Sculpting accessible art
Frankston City Council is building on its reputation for stunning beachside sculpture by implementing a new collection of public artworks.
Since the first annual Sand Sculpting Australia exhibition opened in 2007, sand sculpture has become synonymous with the Frankston waterfront.
The event has been a huge driver of tourism to the area, clocking over a million visitors.
Council, in partnership with Sculpture by the Sea, is soon to roll out a series of approximately 10 sculptures to be installed across many of Frankston’s popular public spaces.
Mayor Dooley said Frankston City’s new sculpture collection would feature an eclectic series of works that the community is welcome to enjoy in picturesque locations, ranging from the waterfront to parks, community centres and libraries. “This initiative makes art more accessible to the Frankston community,” said the Mayor.
“Sculptures will become an iconic attraction of Frankston and reach a new market of local, interstate and international visitors.”
A permanent home on the Frankston waterfront is closer to becoming a reality for Sand Sculpting Australia, with a planning application recently lodged.
Mayor Dooley said the opportunity for all year round operation would expand the visitor economy, employment and levels of leisure tourism to Frankston and regions beyond.

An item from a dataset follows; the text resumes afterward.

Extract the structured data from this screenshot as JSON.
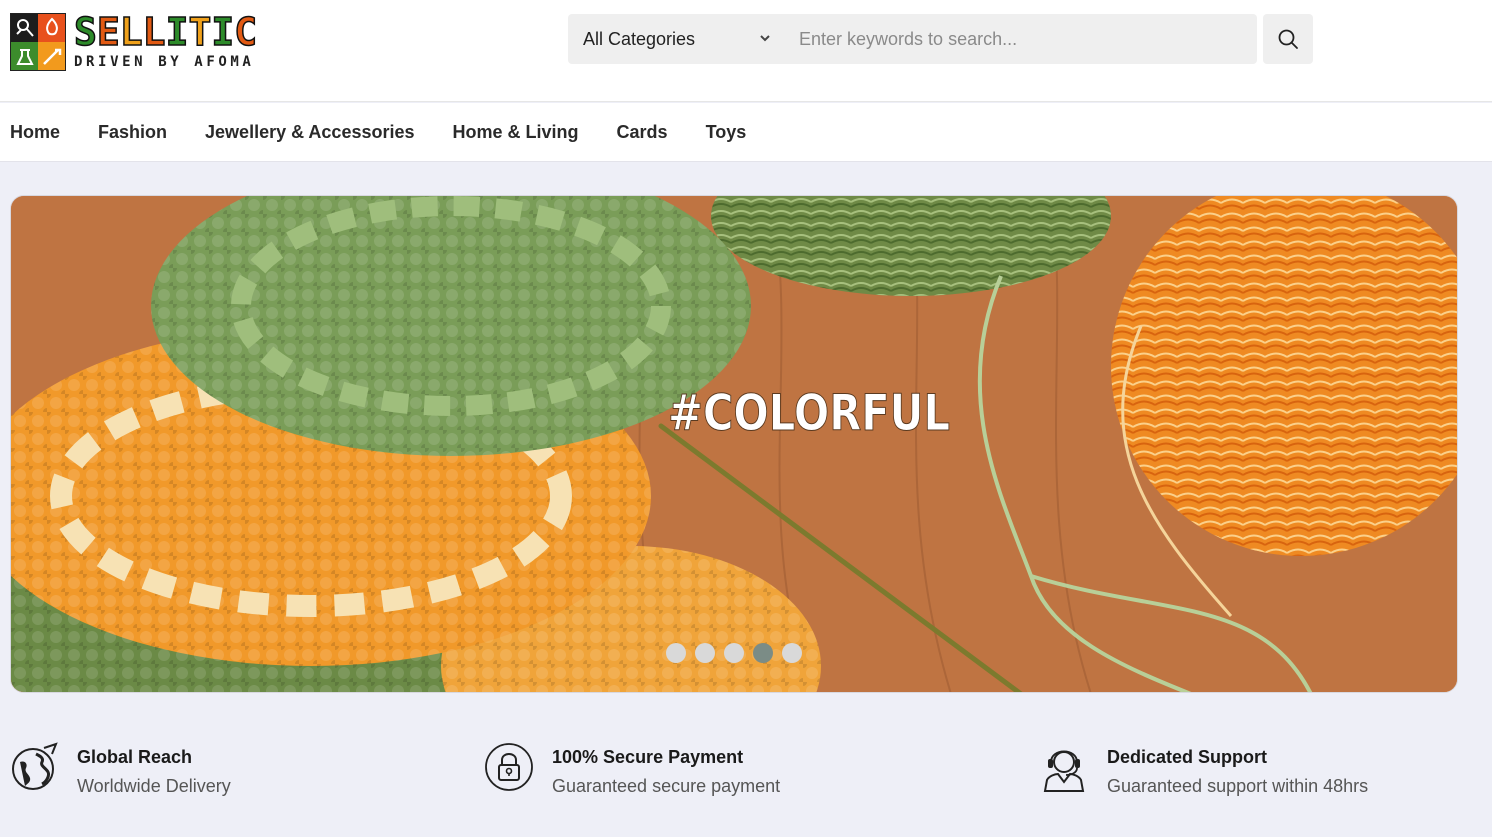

“Whilst there is still due process to follow, we have been happy to work collaboratively with its operators Sandstorm Events to discuss opportunities for the event’s continued success, which has been beneficial for the entire region – having injected over 100 million dollars into the local economy and providing over 50 casual summer jobs each year.”
Frankston is increasingly a destination for arts and culture, with more than 163,000 people visiting the Arts Centre and 130,000 people visiting McClelland Sculpture Park + Gallery every year.
“These are more exciting attractions to ensure the continued growth of arts and culture throughout Frankston,” said the Mayor.